[LeetCode] Count Good Nodes in Binary Tree

Problem: Given a binary tree root, a node X in the tree is named good if in the path from root to X there are no nodes with a value greater than X.

Return the number of good nodes in the binary tree.

Example:

Input: root = [3,1,4,3,null,1,5]
Output: 4
Explanation: Nodes in blue are good.
Root Node (3) is always a good node.
Node 4 -> (3,4) is the maximum value in the path starting from the root.
Node 5 -> (3,4,5) is the maximum value in the path
Node 3 -> (3,1,3) is the maximum value in the path.

Input: root = [3,3,null,4,2]
Output: 3
Explanation: Node 2 -> (3, 3, 2) is not good, because "3" is higher than it.

Input: root = [1]
Output: 1
Explanation: Root is considered as good.

Constraints:

• The number of nodes in the binary tree is in the range [1, 10^5].
• Each node's value is between [-10^4, 10^4].
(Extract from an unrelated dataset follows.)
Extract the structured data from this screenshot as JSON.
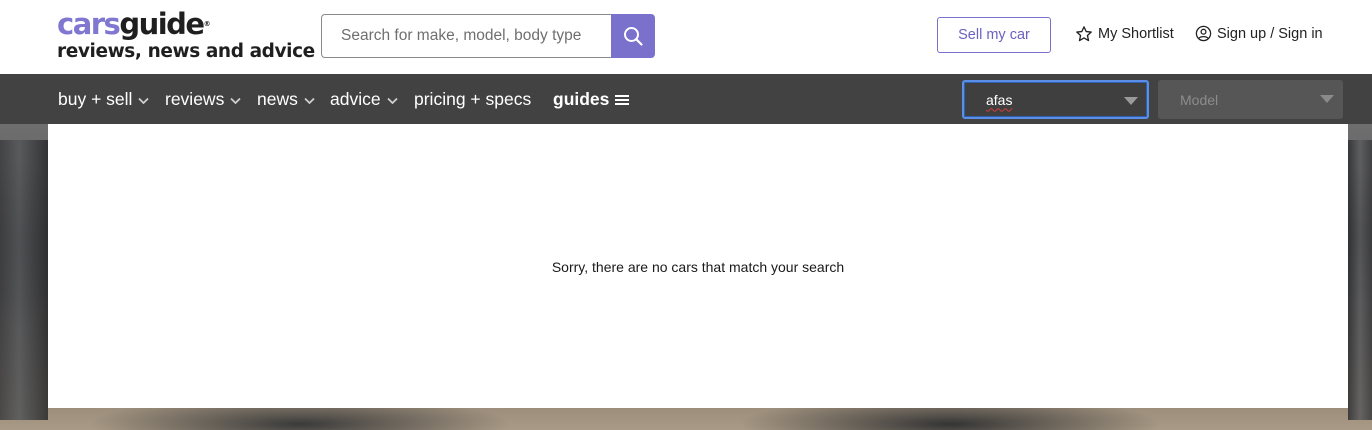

Approach: We can use Preorder traversal here. Basically in each recursive call, we maintain the maximum number from root to current node and if we find the value at current node is greater than or equal to the max number we maintained then we increase the count of good nodes by 1 (max will also be updated) otherwise the count remains same.

 

Implementation in C#:

        public int GoodNodes(TreeNode root)

    {

        if (root == null)

        {

            return 0;

        }

        return this.GetNumOfGoodNodes(root, int.MinValue);

    }

    private int GetNumOfGoodNodes(TreeNode node, int maxOfPath)

    {

        if (node == null)

        {

            return 0;

        }

        int currVal = 0;

        if (node.val >= maxOfPath)

        {

            currVal = 1;

            maxOfPath = node.val;

        }

        return currVal +

               this.GetNumOfGoodNodes(node.left, maxOfPath) +

               this.GetNumOfGoodNodes(node.right, maxOfPath);

    }

Complexity: O(n)